How to Find a Short Username

There are 11,881,376 five-letter combinations and I wanted one of them as my username.

Why five? Well, all of the two-, three- and four-letter ones are gone. Even with five, there are probably no combinations left that are also words in a dictionary. So finding a user name that is at least (semi-) pronounceable is as good as it can get.

The goal of the post is to document the process of me overcomplicating a simple matter and to showcase the tools that made it possible, so you can overcomplicate things too.

Certainly the most important tool is the username checker at KnowEm, which allows to check the availability of a username across multiple sites. However, since availability on Twitter usually implies availability on most other services, filling out Twitter’s signup form is slightly faster.

Randomness

The natural way to start is at random.org. It offers a random string generator, that can generate up to 10,000 random five-letter strings at a time.

This is obviously the most naive approach and most of the results won’t be pronounceable, but at least is is relatively easy to find a combination that is available (as of early 2015).

Basically I could have stopped there but having lots of tools available, doing something more advanced is was just too tempting.

UNIX words

If you are using a UNIX-based operating system there is a file containing a lot of English words on your computer. It’s located at either /usr/dict/words or /usr/share/dict/words.

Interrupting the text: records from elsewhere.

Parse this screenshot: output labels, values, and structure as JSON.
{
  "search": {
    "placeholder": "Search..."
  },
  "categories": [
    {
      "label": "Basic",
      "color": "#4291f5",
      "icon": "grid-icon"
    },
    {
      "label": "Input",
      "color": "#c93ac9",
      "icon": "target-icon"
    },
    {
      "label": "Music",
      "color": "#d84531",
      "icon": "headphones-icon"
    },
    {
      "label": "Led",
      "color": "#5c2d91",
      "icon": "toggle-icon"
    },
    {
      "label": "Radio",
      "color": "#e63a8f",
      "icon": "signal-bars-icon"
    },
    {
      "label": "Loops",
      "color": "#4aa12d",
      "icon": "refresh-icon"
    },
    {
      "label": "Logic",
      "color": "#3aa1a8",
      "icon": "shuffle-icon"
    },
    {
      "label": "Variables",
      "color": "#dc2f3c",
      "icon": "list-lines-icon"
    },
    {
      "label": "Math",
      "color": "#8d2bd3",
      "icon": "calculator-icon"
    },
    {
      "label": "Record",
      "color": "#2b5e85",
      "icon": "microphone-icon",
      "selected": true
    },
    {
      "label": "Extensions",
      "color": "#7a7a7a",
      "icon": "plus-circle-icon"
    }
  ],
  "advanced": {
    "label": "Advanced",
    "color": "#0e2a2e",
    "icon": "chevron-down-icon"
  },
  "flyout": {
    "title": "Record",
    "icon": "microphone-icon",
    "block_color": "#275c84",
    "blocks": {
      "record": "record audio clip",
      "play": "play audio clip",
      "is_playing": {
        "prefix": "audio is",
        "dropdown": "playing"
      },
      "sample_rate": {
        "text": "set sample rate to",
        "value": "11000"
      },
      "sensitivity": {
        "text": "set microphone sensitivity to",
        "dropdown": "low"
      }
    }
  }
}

As discussed earlier using dictionary words isn’t possible, but by applying a little transformation can turn them into something more likely to be available. The transformation is to remove all the vowels from the word which leaves us with something that is still kind-of pronounceable while also having a higher chance of not being taken.

At first I’ve implemented this in JavaScript, but I realized that transforming data like this is a nice fit for Clojure. Since I’m still in the process of learning Clojure I thought this would be some good practice too. In fact this was my first “real world” application of Clojure.

(ns usrnames)

(require '[clojure.string :as str])

(def file (slurp "/usr/share/dict/words" :encoding "ASCII"))
(def words (str/split-lines file))

(defn remove-vowels [word]
  (->>
    word
    str/lower-case
    (filter #(not= %1 \a))
    (filter #(not= %1 \e))
    (filter #(not= %1 \i))
    (filter #(not= %1 \o))
    (filter #(not= %1 \u))
    str/join))

(->>
  words
  (map remove-vowels)
  (map vector words) ; zip with original
  (filter (fn [[_ usrname]] (= 5 (count usrname))))
  (group-by (fn [[_ usrname]] usrname))
  (map (fn [[usrname group]]
         (str usrname " (" (str/join ", " (map first group)) ")")))
  (str/join "\n")
  (spit "usrnames.txt"))

Here are 10 random results from this approach (you can look at all 35,102 resulting names here):

trtht (tritheite)
jwstn (Jewstone)
hwkng (hawking)
plrdr (Pleurodira, pleurodire)
drsnz (deresinize)
nlwry (inlawry)
nrckn (unreckon)
bdlmc (Bedlamic)
mrmps (Mormoops)
clvry (Calvary, clovery)

The problem with the last approach is that words without vowels sound pretty leetspeak-ish and there’s also no good reason why a username should have no vowels in it.

Markov chains

Another way to generate pronounceable words is the use of Markov chains. A Markov chain is basically a probabilistic model for generating sequences. You can “train” the model with a sample and then have it generate sequences that are “similar” to that sample.

The way it works is actually really simple: We start with some letter x (not necessarily the letter x, x is a variable) and spin a roulette wheel that has 26 slices with the letters a through z on them. The size of each slice is proportional to the number of times the letter on that slice appeared after x in the sample data. Whichever letter results from the spin becomes the new x and the process starts anew until we’ve picked five letters.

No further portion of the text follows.